Generated by GPT-5-mini| Dartmouth Book Festival | |
|---|---|
| Name | Dartmouth Book Festival |
| Location | Dartmouth, New Hampshire |
| Country | United States |
| First | 2009 |
| Organizer | Dartmouth Library Associates |
| Frequency | Annual |
Dartmouth Book Festival The Dartmouth Book Festival is an annual literary event held in Dartmouth, New Hampshire that brings together authors, publishers, readers, and cultural institutions for panels, readings, and workshops. Founded with support from local organizations and national partners, the festival features programming across venues associated with Dartmouth College, municipal spaces in Hanover, New Hampshire, and regional cultural centers. It attracts participants from the worlds of contemporary fiction, nonfiction, poetry, children's literature, and journalism, fostering connections among writers linked to institutions such as University Press of New England, Norton Anthologies, The New Yorker, The Atlantic, and national foundations.
The festival emerged from collaborations among the Dartmouth Library Associates, the Dartmouth College Library, municipal arts councils, and regional literary organizations influenced by models like the Los Angeles Times Festival of Books, the Hay Festival, and the Edinburgh International Book Festival. Early festivals featured authors connected to Knopf, Penguin Random House, HarperCollins, Simon & Schuster, and independent presses such as Graywolf Press and Copper Canyon Press, reflecting trends in publishing associated with entities like the Book Industry Study Group and grants from foundations including the National Endowment for the Arts and the Andrew W. Mellon Foundation. Programming evolved to include panels on digital publishing, adaptations for PBS, NPR features, and collaborations with newspapers such as the New York Times and magazines like The Atlantic Monthly.

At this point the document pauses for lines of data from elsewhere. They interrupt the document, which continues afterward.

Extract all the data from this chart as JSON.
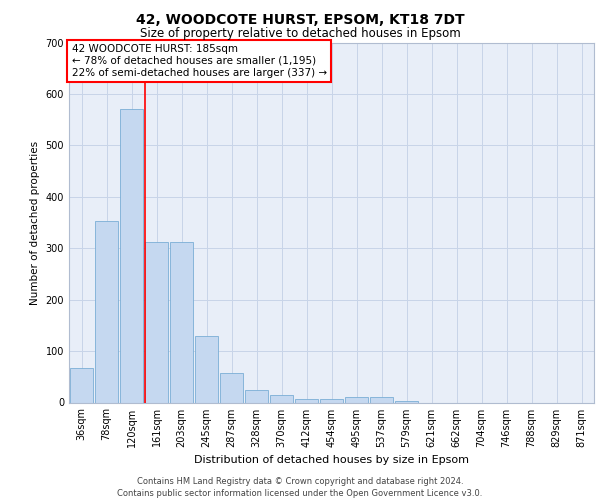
{
  "title1": "42, WOODCOTE HURST, EPSOM, KT18 7DT",
  "title2": "Size of property relative to detached houses in Epsom",
  "xlabel": "Distribution of detached houses by size in Epsom",
  "ylabel": "Number of detached properties",
  "categories": [
    "36sqm",
    "78sqm",
    "120sqm",
    "161sqm",
    "203sqm",
    "245sqm",
    "287sqm",
    "328sqm",
    "370sqm",
    "412sqm",
    "454sqm",
    "495sqm",
    "537sqm",
    "579sqm",
    "621sqm",
    "662sqm",
    "704sqm",
    "746sqm",
    "788sqm",
    "829sqm",
    "871sqm"
  ],
  "values": [
    68,
    352,
    570,
    313,
    313,
    130,
    58,
    25,
    15,
    7,
    7,
    10,
    10,
    3,
    0,
    0,
    0,
    0,
    0,
    0,
    0
  ],
  "bar_color": "#c5d8f0",
  "bar_edge_color": "#7aaed6",
  "grid_color": "#c8d4e8",
  "bg_color": "#e8eef8",
  "annotation_text": "42 WOODCOTE HURST: 185sqm\n← 78% of detached houses are smaller (1,195)\n22% of semi-detached houses are larger (337) →",
  "annotation_box_facecolor": "white",
  "annotation_box_edgecolor": "red",
  "vline_color": "red",
  "vline_x": 2.55,
  "footer": "Contains HM Land Registry data © Crown copyright and database right 2024.\nContains public sector information licensed under the Open Government Licence v3.0.",
  "ylim": [
    0,
    700
  ],
  "yticks": [
    0,
    100,
    200,
    300,
    400,
    500,
    600,
    700
  ],
  "title1_fontsize": 10,
  "title2_fontsize": 8.5,
  "xlabel_fontsize": 8,
  "ylabel_fontsize": 7.5,
  "tick_fontsize": 7,
  "footer_fontsize": 6
}
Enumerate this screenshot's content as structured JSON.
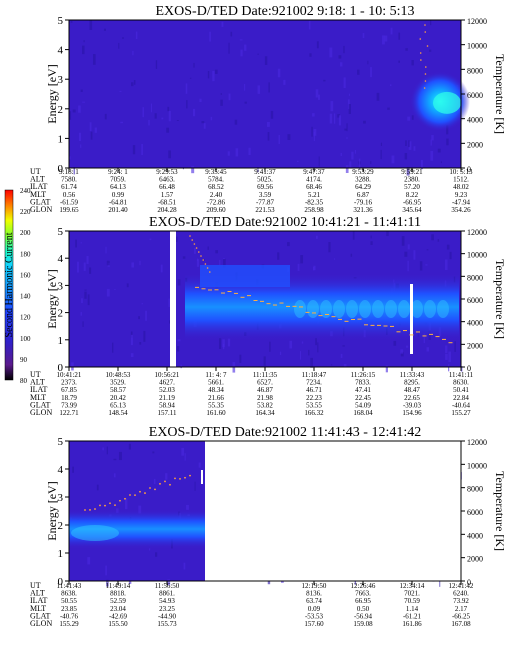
{
  "chart_data": [
    {
      "type": "heatmap",
      "title": "EXOS-D/TED   Date:921002   9:18: 1 - 10: 5:13",
      "ylabel": "Energy [eV]",
      "y2label": "Temperature [K]",
      "ylim": [
        0,
        5
      ],
      "y2lim": [
        0,
        12000
      ],
      "yticks": [
        "0",
        "1",
        "2",
        "3",
        "4",
        "5"
      ],
      "y2ticks": [
        "0",
        "2000",
        "4000",
        "6000",
        "8000",
        "10000",
        "12000"
      ],
      "xticks": [
        "9:18: 1",
        "9:24: 1",
        "9:29:53",
        "9:35:45",
        "9:41:37",
        "9:47:37",
        "9:53:29",
        "9:59:21",
        "10: 5:13"
      ],
      "rows": [
        {
          "label": "UT",
          "values": []
        },
        {
          "label": "ALT",
          "values": [
            "7580.",
            "7059.",
            "6463.",
            "5784.",
            "5025.",
            "4174.",
            "3288.",
            "2380.",
            "1512."
          ]
        },
        {
          "label": "ILAT",
          "values": [
            "61.74",
            "64.13",
            "66.48",
            "68.52",
            "69.56",
            "68.46",
            "64.29",
            "57.20",
            "48.02"
          ]
        },
        {
          "label": "MLT",
          "values": [
            "0.56",
            "0.99",
            "1.57",
            "2.40",
            "3.59",
            "5.21",
            "6.87",
            "8.22",
            "9.23"
          ]
        },
        {
          "label": "GLAT",
          "values": [
            "-61.59",
            "-64.81",
            "-68.51",
            "-72.86",
            "-77.87",
            "-82.35",
            "-79.16",
            "-66.95",
            "-47.94"
          ]
        },
        {
          "label": "GLON",
          "values": [
            "199.65",
            "201.40",
            "204.28",
            "209.60",
            "221.53",
            "258.98",
            "321.36",
            "345.64",
            "354.26"
          ]
        }
      ]
    },
    {
      "type": "heatmap",
      "title": "EXOS-D/TED   Date:921002   10:41:21 - 11:41:11",
      "ylabel": "Energy [eV]",
      "y2label": "Temperature [K]",
      "ylim": [
        0,
        5
      ],
      "y2lim": [
        0,
        12000
      ],
      "yticks": [
        "0",
        "1",
        "2",
        "3",
        "4",
        "5"
      ],
      "y2ticks": [
        "0",
        "2000",
        "4000",
        "6000",
        "8000",
        "10000",
        "12000"
      ],
      "xticks": [
        "10:41:21",
        "10:48:53",
        "10:56:21",
        "11: 4: 7",
        "11:11:35",
        "11:18:47",
        "11:26:15",
        "11:33:43",
        "11:41:11"
      ],
      "rows": [
        {
          "label": "UT",
          "values": []
        },
        {
          "label": "ALT",
          "values": [
            "2373.",
            "3529.",
            "4627.",
            "5661.",
            "6527.",
            "7234.",
            "7833.",
            "8295.",
            "8630."
          ]
        },
        {
          "label": "ILAT",
          "values": [
            "67.85",
            "58.57",
            "52.03",
            "48.34",
            "46.87",
            "46.71",
            "47.41",
            "48.47",
            "50.41"
          ]
        },
        {
          "label": "MLT",
          "values": [
            "18.79",
            "20.42",
            "21.19",
            "21.66",
            "21.98",
            "22.23",
            "22.45",
            "22.65",
            "22.84"
          ]
        },
        {
          "label": "GLAT",
          "values": [
            "73.99",
            "65.13",
            "58.94",
            "55.35",
            "53.82",
            "53.55",
            "54.09",
            "-39.03",
            "-40.64"
          ]
        },
        {
          "label": "GLON",
          "values": [
            "122.71",
            "148.54",
            "157.11",
            "161.60",
            "164.34",
            "166.32",
            "168.04",
            "154.96",
            "155.27"
          ]
        }
      ]
    },
    {
      "type": "heatmap",
      "title": "EXOS-D/TED   Date:921002   11:41:43 - 12:41:42",
      "ylabel": "Energy [eV]",
      "y2label": "Temperature [K]",
      "ylim": [
        0,
        5
      ],
      "y2lim": [
        0,
        12000
      ],
      "yticks": [
        "0",
        "1",
        "2",
        "3",
        "4",
        "5"
      ],
      "y2ticks": [
        "0",
        "2000",
        "4000",
        "6000",
        "8000",
        "10000",
        "12000"
      ],
      "xticks": [
        "11:41:43",
        "11:49:14",
        "11:56:50",
        "",
        "",
        "12:19:50",
        "12:26:46",
        "12:34:14",
        "12:41:42"
      ],
      "rows": [
        {
          "label": "UT",
          "values": []
        },
        {
          "label": "ALT",
          "values": [
            "8638.",
            "8818.",
            "8861.",
            "",
            "",
            "8136.",
            "7663.",
            "7021.",
            "6240."
          ]
        },
        {
          "label": "ILAT",
          "values": [
            "50.55",
            "52.59",
            "54.93",
            "",
            "",
            "63.74",
            "66.95",
            "70.59",
            "73.92"
          ]
        },
        {
          "label": "MLT",
          "values": [
            "23.85",
            "23.04",
            "23.25",
            "",
            "",
            "0.09",
            "0.50",
            "1.14",
            "2.17"
          ]
        },
        {
          "label": "GLAT",
          "values": [
            "-40.76",
            "-42.69",
            "-44.90",
            "",
            "",
            "-53.53",
            "-56.94",
            "-61.21",
            "-66.25"
          ]
        },
        {
          "label": "GLON",
          "values": [
            "155.29",
            "155.50",
            "155.73",
            "",
            "",
            "157.60",
            "159.08",
            "161.86",
            "167.08"
          ]
        }
      ]
    }
  ],
  "colorbar": {
    "label": "Second Harmonic Current",
    "ticks": [
      "80",
      "90",
      "100",
      "120",
      "140",
      "160",
      "180",
      "200",
      "220",
      "240"
    ],
    "colors": [
      "#000000",
      "#5a1a8c",
      "#3020c8",
      "#2040ff",
      "#1c6cff",
      "#14a0ff",
      "#10d0ff",
      "#20ffc8",
      "#40ff60",
      "#a0ff20",
      "#f0ff00",
      "#ffb000",
      "#ff5000",
      "#ff0000"
    ]
  }
}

Organizers coordinate with academic departments at Dartmouth College, local government bodies in Hanover, New Hampshire, and cultural partners such as the Hopkins Center, Athenaeum, and community libraries. The festival schedules keynote talks, panel discussions, children's events, and translation-focused sessions attracting contributors affiliated with Columbia University Press, Harvard University Press, Yale University Press, and Princeton University Press. Programming showcases emergent voices from residencies such as MacDowell Colony and offers workshops run by authors with ties to publications like The Paris Review, Granta, Poets & Writers, and The New Republic. The festival also provides spaces for reading series connected to local organizations modeled after initiatives like The Moth and StoryCorps.
Over the years the festival has hosted writers and public intellectuals associated with institutions and works such as Toni Morrison, Salman Rushdie, Margaret Atwood, Stephen King, Jhumpa Lahiri, John Updike, Ann Patchett, Michael Pollan, Ta-Nehisi Coates, Elizabeth Gilbert, James Carville, Samantha Power, David Brooks, Maureen Dowd, Jared Diamond, Nadine Gordimer, Richard Ford, Colson Whitehead, Donna Tartt, Zadie Smith, Kazuo Ishiguro, Neil Gaiman, Isabel Allende, Amy Tan, Joyce Carol Oates, Barbara Kingsolver, Paul Auster, Annie Proulx, Hilary Mantel, E. L. Doctorow, Philip Roth, Ian McEwan, Martin Amis, Roxane Gay, Rebecca Solnit, Ta-Nehisi Coates, Edward Said, Susan Sontag, Greil Marcus, Ruth Reichl, Anthony Bourdain, Garrison Keillor, David Sedaris, Andrea Barrett, Richard Russo, Anne Lamott, Pico Iyer, Coretta Scott King-affiliated speakers, and poets linked to Poetry Foundation and Academy of American Poets. Special events have included book launches tied to adaptations on HBO, discussions with journalists from The Washington Post, Los Angeles Times, and USA Today, and panels with editors from The New York Review of Books and literary agents from the Association of Authors' Representatives.
The festival partners with regional schools such as Dartmouth High School and youth programs coordinated with community centers and public libraries, creating workshops inspired by curricula from institutions like Smith College and Middlebury College. Outreach initiatives have worked with local chapters of national organizations including the Library of Congress, American Library Association, and youth literacy groups modeled after Reading Is Fundamental and 826 National. Educational programming often features multicultural literature tied to publishers like Lee & Low Books and translation projects connected to PEN America and the Modern Language Association, promoting engagement with works by authors represented through networks such as International PEN.
The festival has earned recognition from state cultural agencies including the New Hampshire State Council on the Arts and received commendations from regional media outlets such as the Valley News and Boston Globe. Participating authors and events have been associated with major literary prizes and institutions like the Pulitzer Prize, Man Booker Prize, National Book Award, National Book Critics Circle, PEN/Faulkner Award, Nobel Prize in Literature, Pulitzer Prize for Poetry, and fellowships from the National Endowment for the Arts and the MacArthur Fellows Program. The festival's programming and community partnerships have been cited in reports by regional cultural coalitions and academic initiatives linked to Dartmouth College departments and study centers.